“是这样的,医生,事实上我和莱德并不仅仅是朋友。”
斯克内尔对文森特女士坦诚了自己和莱德的关系。
他们是正在交往的恋人,而在伦敦也只有自己能帮到莱德,他不能仅以朋友的身份照顾一位病人,他必须要去做作为爱人能为莱德做到的事。
文森特显然对此有些意外,但也只是挑挑眉。
“哦,我了解了。”
只是她仍恪守职业规范,并不轻易向斯克内尔透露莱德的病情。
“但如果你们真的是恋人关系的话,我建议你不要让他一个人独处,回避情绪和外界会让他的情况更加严重。
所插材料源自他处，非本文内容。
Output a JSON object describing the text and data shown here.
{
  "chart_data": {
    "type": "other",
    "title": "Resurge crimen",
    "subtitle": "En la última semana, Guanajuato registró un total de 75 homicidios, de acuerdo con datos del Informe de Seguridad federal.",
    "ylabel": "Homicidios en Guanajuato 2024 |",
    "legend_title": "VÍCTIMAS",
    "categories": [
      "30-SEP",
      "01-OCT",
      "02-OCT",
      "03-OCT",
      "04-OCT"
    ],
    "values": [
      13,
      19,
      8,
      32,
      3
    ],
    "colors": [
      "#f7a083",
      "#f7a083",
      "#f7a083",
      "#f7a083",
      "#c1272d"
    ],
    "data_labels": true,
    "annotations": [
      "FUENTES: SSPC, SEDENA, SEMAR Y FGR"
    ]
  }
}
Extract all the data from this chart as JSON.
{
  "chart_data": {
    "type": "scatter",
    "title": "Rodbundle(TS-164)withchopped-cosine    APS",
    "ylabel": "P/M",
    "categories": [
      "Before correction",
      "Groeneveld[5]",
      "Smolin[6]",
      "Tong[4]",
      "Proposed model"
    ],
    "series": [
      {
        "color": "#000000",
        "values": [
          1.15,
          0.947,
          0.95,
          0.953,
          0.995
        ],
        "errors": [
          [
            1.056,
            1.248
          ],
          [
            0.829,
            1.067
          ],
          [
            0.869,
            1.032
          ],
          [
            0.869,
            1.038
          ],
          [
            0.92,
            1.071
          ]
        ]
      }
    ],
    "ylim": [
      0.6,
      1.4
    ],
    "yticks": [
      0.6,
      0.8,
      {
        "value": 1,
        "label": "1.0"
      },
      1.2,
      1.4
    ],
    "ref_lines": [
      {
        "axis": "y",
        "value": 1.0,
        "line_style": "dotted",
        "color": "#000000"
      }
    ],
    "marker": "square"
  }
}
”
最后,体贴的治疗师仍从她的专业角度给了斯克内尔许多建议。
她十分和善,说如果能有来自恋人的支持会让菲尔普斯先生轻松许多,她相信菲尔普斯先生会恢复健康,尽管这不会是一个容易的过程。
即使有爱,但那更加考验恋人的耐心和坚持,以及信任。
在离开之前,斯克内尔想到了朱丽恩。
他问文森特他该如何做能让一个因丧子之痛而陷入幻想的母亲好受些。
治文森特女士温柔地说:“斯克内尔先生,我目前不能给你好的建议,但一个人的悲痛是无法轻易随着时间化解的,她陷入的不仅仅是幻想,更是悲伤,我想她或许需要更多的帮助。”
斯克内尔明白她说的是事实。
“我知道了,谢谢您的建议。”
从文森特的私人诊所离开后斯克内尔回到了舰队街,他没有让莱德知道自己找过治疗师,恐怕这会给年轻人造成负担,决定等莱德的情况好转之后再向他坦白。